There’s actual elephant safari’s  for days here in Kerala.  Munnar advertises them,  for instance. My friend John took his sons on a horseback round up ride in the west camping out for nights after days of riding. I imagine an elephant safari would be such  an adventure. John’s kids still talk of their round up ride and they’re married adults today.
I loved the walking  along the river path where the elephants come to be bathed.  It was so scenic and peaceful.

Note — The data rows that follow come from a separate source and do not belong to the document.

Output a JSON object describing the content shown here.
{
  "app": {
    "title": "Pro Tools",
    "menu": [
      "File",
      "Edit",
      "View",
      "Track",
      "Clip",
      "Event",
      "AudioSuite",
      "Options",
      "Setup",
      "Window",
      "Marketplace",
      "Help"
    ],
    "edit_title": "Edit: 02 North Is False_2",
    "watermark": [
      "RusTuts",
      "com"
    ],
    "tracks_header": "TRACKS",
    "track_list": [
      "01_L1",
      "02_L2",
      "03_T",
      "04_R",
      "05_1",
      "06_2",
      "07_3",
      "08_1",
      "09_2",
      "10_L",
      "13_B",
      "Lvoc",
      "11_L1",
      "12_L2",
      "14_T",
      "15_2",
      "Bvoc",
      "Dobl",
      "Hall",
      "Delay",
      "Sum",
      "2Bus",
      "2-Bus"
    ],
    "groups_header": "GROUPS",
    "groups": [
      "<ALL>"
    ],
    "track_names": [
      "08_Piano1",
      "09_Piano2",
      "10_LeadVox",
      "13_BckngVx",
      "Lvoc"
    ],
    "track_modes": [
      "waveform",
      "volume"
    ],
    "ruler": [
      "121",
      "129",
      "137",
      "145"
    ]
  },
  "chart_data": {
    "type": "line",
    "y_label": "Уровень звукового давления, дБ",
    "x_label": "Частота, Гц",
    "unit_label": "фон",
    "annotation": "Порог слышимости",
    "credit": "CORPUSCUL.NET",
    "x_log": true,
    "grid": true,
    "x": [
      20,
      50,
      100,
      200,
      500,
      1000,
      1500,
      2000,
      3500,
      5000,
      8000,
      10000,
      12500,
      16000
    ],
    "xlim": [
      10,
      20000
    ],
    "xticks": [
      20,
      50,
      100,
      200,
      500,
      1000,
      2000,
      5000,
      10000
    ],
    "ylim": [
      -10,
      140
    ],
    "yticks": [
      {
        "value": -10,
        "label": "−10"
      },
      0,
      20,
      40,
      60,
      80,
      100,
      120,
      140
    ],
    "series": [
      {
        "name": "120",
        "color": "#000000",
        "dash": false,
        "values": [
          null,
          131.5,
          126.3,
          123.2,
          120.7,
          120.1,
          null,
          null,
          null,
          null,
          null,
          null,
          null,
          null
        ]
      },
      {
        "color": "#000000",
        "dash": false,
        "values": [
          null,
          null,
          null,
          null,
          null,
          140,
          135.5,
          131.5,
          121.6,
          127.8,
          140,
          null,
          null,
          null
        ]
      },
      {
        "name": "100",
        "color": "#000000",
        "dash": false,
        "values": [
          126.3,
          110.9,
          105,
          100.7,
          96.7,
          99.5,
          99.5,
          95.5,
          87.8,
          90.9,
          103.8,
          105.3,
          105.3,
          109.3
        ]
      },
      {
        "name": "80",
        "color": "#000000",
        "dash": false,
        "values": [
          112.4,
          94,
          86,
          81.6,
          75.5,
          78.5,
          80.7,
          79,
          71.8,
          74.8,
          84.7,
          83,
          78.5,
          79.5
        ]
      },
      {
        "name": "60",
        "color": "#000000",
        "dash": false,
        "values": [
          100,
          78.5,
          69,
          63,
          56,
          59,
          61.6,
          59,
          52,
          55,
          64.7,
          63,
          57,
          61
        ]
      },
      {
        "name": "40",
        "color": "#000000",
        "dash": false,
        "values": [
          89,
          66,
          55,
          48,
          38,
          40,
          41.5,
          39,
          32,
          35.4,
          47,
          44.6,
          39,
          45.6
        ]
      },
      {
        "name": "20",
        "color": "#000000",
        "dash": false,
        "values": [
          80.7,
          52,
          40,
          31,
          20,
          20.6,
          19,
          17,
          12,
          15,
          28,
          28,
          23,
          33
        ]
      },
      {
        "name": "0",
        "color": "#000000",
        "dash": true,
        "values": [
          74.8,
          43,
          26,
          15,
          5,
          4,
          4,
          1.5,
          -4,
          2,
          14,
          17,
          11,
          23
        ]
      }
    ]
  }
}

Kodanad Elephant Training Camp was a great experience. I suspect the negative comments were from urbanites who have no real knowledge of anything outside of the sterile elite world of parking lots and sky scrapers.  I’m so thankful my grandparents had a ranch and logging company. Spending time as a child and youth there with my rural nephews helped so much with laying a more grounded foundation for me.  It certainly helped me well in medicine which is far more hands on than the aloof sterility of  the worst of intellectualism and  academia.  Elephant rescue, elephant training camps and elephant orphanages are best depicted by the movingly beautiful movie we saw with Rob Lowe and Kristin Davis, Holiday in the Wild. It just came out this year on Netflix.
I wanted to bring an elephant home with me. But the driver, the hotel and the airlines might object.
I loved learning at the National Museum of India that the animal headed gods of the Indian Pantheon reflect the desire for enlightenment. The elephant headed Ganesh, so much loved in India, represents a person who has the quiet peaceful mind of an elephant with a human body. The elephant has a heart rate of 30 beats per minute.  That’s calmer than marathon runners.   Certainly a lot slower than panic attacks.